Optimal conservation of migratory monarch butterflies requires immediate international coordination.

The eastern North American monarch butterfly, known for its spectacular annual migration between Mexico, USA, and Canada, is currently the focus of intense conservation attention to minimize extinction risk and reach a conservation target of approximately 132 million individuals (equivalent to occupying 6 ha of overwintering habitat in Mexico). Given that migratory eastern North American monarchs breed over successive breeding generations across a vast area, reaching this conservation objective must account for the inherent uncertainties of undertaking conservation actions across space and time.

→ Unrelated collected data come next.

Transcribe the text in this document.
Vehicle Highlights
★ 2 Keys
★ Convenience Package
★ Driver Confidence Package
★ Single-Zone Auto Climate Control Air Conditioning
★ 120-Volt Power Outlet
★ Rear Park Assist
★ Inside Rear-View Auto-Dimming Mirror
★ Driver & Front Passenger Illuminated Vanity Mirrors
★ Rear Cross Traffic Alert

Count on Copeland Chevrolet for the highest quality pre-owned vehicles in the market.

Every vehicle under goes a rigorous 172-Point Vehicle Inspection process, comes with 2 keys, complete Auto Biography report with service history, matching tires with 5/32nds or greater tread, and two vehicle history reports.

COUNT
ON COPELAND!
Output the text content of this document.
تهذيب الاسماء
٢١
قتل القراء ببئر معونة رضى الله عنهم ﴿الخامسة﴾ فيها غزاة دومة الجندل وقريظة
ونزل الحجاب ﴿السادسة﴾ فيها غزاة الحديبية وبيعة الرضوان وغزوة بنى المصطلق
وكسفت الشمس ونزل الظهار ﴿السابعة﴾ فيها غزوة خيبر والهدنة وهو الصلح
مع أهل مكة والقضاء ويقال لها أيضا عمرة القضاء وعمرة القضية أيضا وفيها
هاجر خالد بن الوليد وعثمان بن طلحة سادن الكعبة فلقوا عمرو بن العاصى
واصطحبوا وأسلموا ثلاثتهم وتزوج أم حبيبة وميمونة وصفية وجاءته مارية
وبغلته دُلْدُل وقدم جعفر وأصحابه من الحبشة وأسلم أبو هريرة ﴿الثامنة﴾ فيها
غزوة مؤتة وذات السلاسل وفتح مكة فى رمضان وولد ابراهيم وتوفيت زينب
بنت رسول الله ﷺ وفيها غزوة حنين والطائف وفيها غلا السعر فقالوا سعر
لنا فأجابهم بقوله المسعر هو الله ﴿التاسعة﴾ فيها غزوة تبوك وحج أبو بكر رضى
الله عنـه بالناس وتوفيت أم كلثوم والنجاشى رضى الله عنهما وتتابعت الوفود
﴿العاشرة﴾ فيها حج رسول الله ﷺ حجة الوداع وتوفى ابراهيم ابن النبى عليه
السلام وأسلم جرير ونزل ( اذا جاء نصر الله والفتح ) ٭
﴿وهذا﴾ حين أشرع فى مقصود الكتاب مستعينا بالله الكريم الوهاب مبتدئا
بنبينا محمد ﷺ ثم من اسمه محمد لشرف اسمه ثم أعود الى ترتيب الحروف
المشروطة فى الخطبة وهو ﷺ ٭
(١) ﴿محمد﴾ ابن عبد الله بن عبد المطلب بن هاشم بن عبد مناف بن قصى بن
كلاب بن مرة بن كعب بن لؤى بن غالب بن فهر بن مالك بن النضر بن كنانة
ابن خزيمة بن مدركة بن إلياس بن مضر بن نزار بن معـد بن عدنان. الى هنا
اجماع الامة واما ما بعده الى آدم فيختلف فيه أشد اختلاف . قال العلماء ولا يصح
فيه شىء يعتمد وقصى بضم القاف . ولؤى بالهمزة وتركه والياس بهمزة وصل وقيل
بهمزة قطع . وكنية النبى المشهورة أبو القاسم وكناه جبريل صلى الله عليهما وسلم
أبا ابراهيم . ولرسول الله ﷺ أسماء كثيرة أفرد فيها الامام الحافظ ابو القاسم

We integrated a density-dependent full-annual-cycle matrix population model with stochastic dynamic programming to identify the optimal sequence of conservation actions (restoring habitat in three different breeding regions or protecting habitat on the wintering grounds), spanning three countries, to reach each of three objectives: maximize population viability, meet the population target, and maximize population size. Using an annual budget of $30 million over 5 years, we find that a coordinated approach that would primarily focus on habitat restoration in the central USA would best help achieve each of the three recovery objectives. Importantly, monarchs had a higher chance of reaching each conservation objective following a strategy that was coordinated across all three nations and commenced immediately rather than be delayed. Our results provide quantitative evidence for the necessity of coordinated international efforts to conserve migratory species and a tool for decision-makers in Canada, USA, and Mexico to recover this iconic and highly threatened butterfly.